「お前、俺の兄貴知ってるか?」
「唐突だな……城崎 涼介君?」

私もお前を知ってるんだぜ、という意味を込めて答える。
するとまた数秒フリーズした。

「おいおいおいおい。君は数十年前のパソコンかな? いちいちフリーズするんじゃあないよ」
「まぁまぁ。莉子ちゃん……」

これでハッキリした。
多分その『兄貴』っていうのは太郎さんのことだろうな。

(するとコイツは太郎さんの弟か)

少し天然だけど優しげで知的で格好良い太郎さんに比べて、顔は良いがチャラチャラしていて軽薄そうだ。

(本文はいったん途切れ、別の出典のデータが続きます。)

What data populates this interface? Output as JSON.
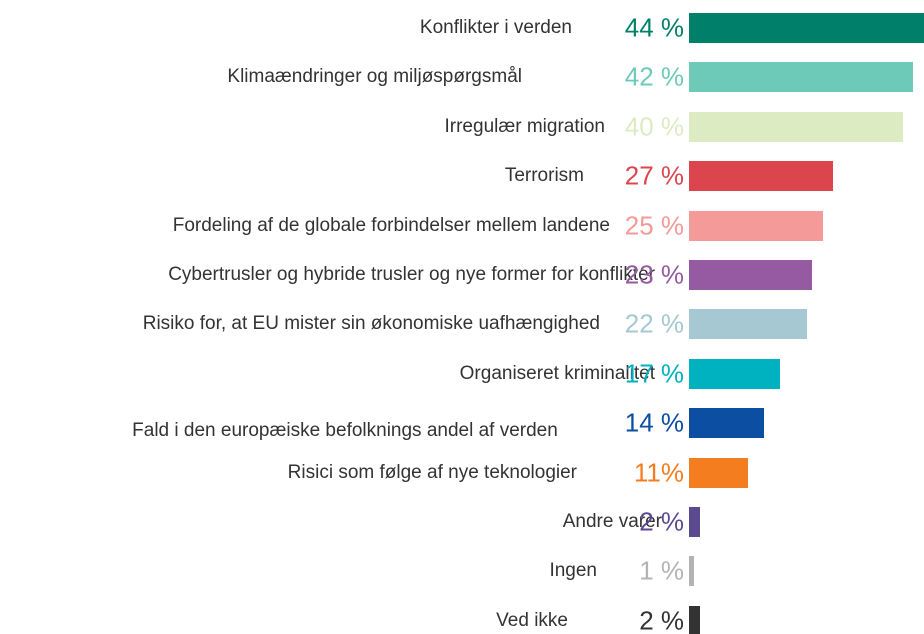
{
  "chart_data": {
    "type": "bar",
    "orientation": "horizontal",
    "categories": [
      "Konflikter i verden",
      "Klimaændringer og miljøspørgsmål",
      "Irregulær migration",
      "Terrorism",
      "Fordeling af de globale forbindelser mellem landene",
      "Cybertrusler og hybride trusler og nye former for konflikter",
      "Risiko for, at EU mister sin økonomiske uafhængighed",
      "Organiseret kriminalitet",
      "Fald i den europæiske befolknings andel af verden",
      "Risici som følge af nye teknologier",
      "Andre varer",
      "Ingen",
      "Ved ikke"
    ],
    "values": [
      44,
      42,
      40,
      27,
      25,
      23,
      22,
      17,
      14,
      11,
      2,
      1,
      2
    ],
    "value_labels": [
      "44 %",
      "42 %",
      "40 %",
      "27 %",
      "25 %",
      "23 %",
      "22 %",
      "17 %",
      "14 %",
      "11%",
      "2 %",
      "1 %",
      "2 %"
    ],
    "colors": [
      "#007f6a",
      "#6ecab8",
      "#dcebc2",
      "#dc454e",
      "#f49a98",
      "#955aa1",
      "#a5c8d2",
      "#00b2c0",
      "#0b4ea2",
      "#f47d20",
      "#5b4a8f",
      "#b3b3b3",
      "#333333"
    ]
  }
}
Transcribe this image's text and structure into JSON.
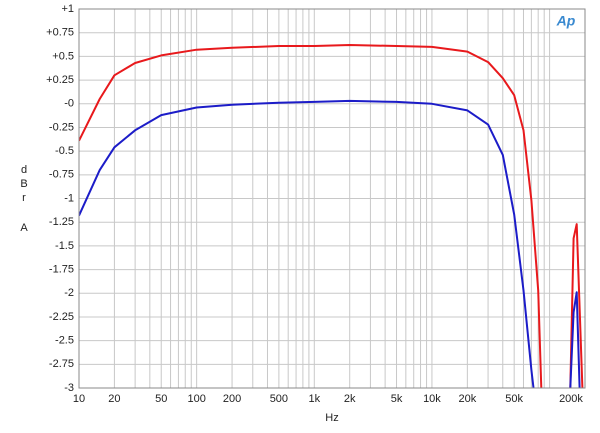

「……アンタ、なんで女のクセに男みてぇな格好してんだ?」

フリーズのあとに、コイツがようやく吐き出した言葉はそれだった。

「あァッ!? 喧嘩売ってんのか!」
「莉子ちゃんっ!」

人の事情にほぼ初対面でズカズカ踏み込んできやがって。
私の顔は正しく鬼の形相だったと思う。

「そ、そんなキレることねぇじゃん」
「うるさい! 言いたいことはそれだけかっ」

胸ぐら掴んで怒鳴りつける。

我ながら激昂しすぎている。
今までこんな事は吐いて捨てるほど経験してきた筈。
なんならもっと酷い言葉を投げ付けられた事もある筈なのに。

纏まらない思考で捨て台詞を叩きつけた。

「……お前がっ、なんでそんな事言うんだよッ!!」

そして勢いよく背を向けると、逃げるようにその場を走り去った。

「お、おい!」
「莉子っ!」

二人の声を背中で聞きながら走った。
涙の薄ら滲んだ目元をぐしぐしと擦りながら。

(なんであんな事……)

私は走りながらも、自分の吐き捨てた言葉の意味が分からず混乱していた。